Although it can resemble a mild case of the flu, the disease can lead to some serious neurological complications in new-born babies, including paralysis and difficulty in breathing. It’s also the first known mosquito-borne disease that can be transmitted sexually among humans. It is therefore important to note that babies born with the condition suffer from an abnormally small brain and serious neuro-development issues, requiring either life-long care or resulting in early death.
One of the challenges with Zika is that the typical clinical features are similar to those of malaria, measles, dengue, leptospirosis, rickettsia, rubella, and group A streptococcus. At first, those sick with Zika developed fever, joint pains and eye inflammation; then a red, bumplike rash erupted, sometimes followed by painful swelling of the hands and feet. Some people vomited. Others were sensitive to light.
Concerned about the spread of the virus in the city, the Centers for Disease Control and Prevention had issued a warning to tourists, especially pregnant women, traveling to Puerto Rico and other affected areas, asking them to protect themselves from the mosquitoes that spread the virus. Zika outbreaks have been identified recently in several countries in Central and South America.
The Aedes aegypti mosquito thrives in tropical climates and typically lives around buildings in urban areas. It is known to bite aggressively during the day, but can also attack at night, both indoors and out. It’s the same mosquito that can carry yellow fever, dengue fever and chikungunya.
Now you may be wondering how this virus can be transmitted to a new-born baby and what preventive measure one must take to avoid being infected. Like some other viruses, Zika can be sexually transmitted from one infected partner to another. For pregnant mothers, the baby in you can easily be infected if you expose yourself to mosquitoes especially the specie called Aedes. Detection of Zika virus RNA in human amniotic fluid indicates that the virus can cross the placental barrier, suggesting that fetal infection is possible.
- Prevent mosquito bites by covering exposed skin and wearing long-sleeved shirts and long trousers that are not thin enough to bite through.

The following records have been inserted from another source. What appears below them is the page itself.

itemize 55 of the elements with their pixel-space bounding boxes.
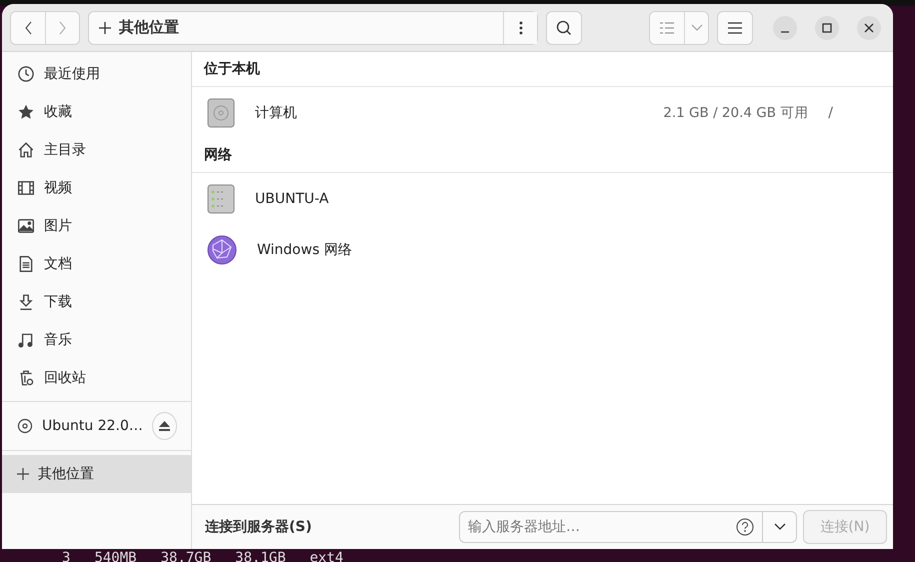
sidebar-item[interactable]: 视频 <box>2 169 191 207</box>
music-note-icon <box>17 331 35 349</box>
sidebar-item[interactable]: 下载 <box>2 283 191 321</box>
terminal-text: 3 <box>62 549 70 562</box>
list-view-icon <box>660 22 674 34</box>
clock-icon <box>17 65 35 83</box>
document-icon <box>17 255 35 273</box>
sidebar-item[interactable]: 收藏 <box>2 93 191 131</box>
terminal-text: 38.1GB <box>235 549 286 562</box>
chevron-down-icon <box>690 24 702 32</box>
network-globe-icon <box>207 234 237 264</box>
connect-label: 连接到服务器(S) <box>205 518 312 536</box>
menu-button[interactable] <box>717 10 753 44</box>
plus-icon <box>99 22 111 34</box>
menu-icon <box>728 22 742 34</box>
disc-icon <box>17 417 33 435</box>
image-icon <box>17 217 35 235</box>
search-icon <box>556 20 572 36</box>
sidebar-item[interactable]: 文档 <box>2 245 191 283</box>
terminal-text: 540MB <box>94 549 137 562</box>
sidebar-item[interactable]: Ubuntu 22.0… <box>2 406 191 446</box>
film-icon <box>17 179 35 197</box>
minimize-button[interactable] <box>773 16 797 40</box>
sidebar-item[interactable]: 回收站 <box>2 359 191 397</box>
section-heading: 位于本机 <box>192 52 893 87</box>
back-icon <box>24 20 32 34</box>
location-row[interactable]: 计算机 2.1 GB / 20.4 GB 可用 / <box>192 87 893 138</box>
terminal-text: 38.7GB <box>160 549 212 562</box>
location-row[interactable]: UBUNTU-A <box>192 173 893 224</box>
chevron-down-icon <box>774 523 786 531</box>
server-icon <box>207 184 235 214</box>
eject-icon <box>158 421 170 431</box>
download-icon <box>17 293 35 311</box>
close-button[interactable] <box>857 16 881 40</box>
star-icon <box>17 103 35 121</box>
maximize-button[interactable] <box>815 16 839 40</box>
sidebar-item[interactable]: 音乐 <box>2 321 191 359</box>
more-options-button[interactable] <box>503 12 537 44</box>
sidebar-item[interactable]: 主目录 <box>2 131 191 169</box>
plus-icon <box>17 468 29 480</box>
minimize-icon <box>780 30 790 32</box>
search-button[interactable] <box>546 10 582 44</box>
eject-button[interactable] <box>152 412 177 440</box>
home-icon <box>17 141 35 159</box>
section-heading: 网络 <box>192 138 893 173</box>
sidebar-item[interactable]: 图片 <box>2 207 191 245</box>
help-icon <box>736 518 754 536</box>
forward-icon <box>58 20 66 34</box>
location-row[interactable]: Windows 网络 <box>192 224 893 275</box>
vertical-dots-icon <box>518 20 522 34</box>
close-icon <box>864 22 874 32</box>
sidebar-item[interactable]: 其他位置 <box>2 455 191 493</box>
terminal-text: ext4 <box>310 549 344 562</box>
sidebar-item[interactable]: 最近使用 <box>2 55 191 93</box>
maximize-icon <box>822 22 832 32</box>
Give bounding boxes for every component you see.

- staying and sleeping in air-conditioned rooms with screens on windows or use mosquito nets
- Always apply insect repellents approved by the Environmental Protection Agency as directed
- You can also purchase clothing treated with the repellent permethrin, but should not apply it directly to skin
Moreover, there is currently no specific treatment for Zika infection but medicines such as painkillers and anti-inflammatory drugs can be given to help relieve the symptoms. Because of global travel, health experts have also warned that the virus could appear anywhere in the world.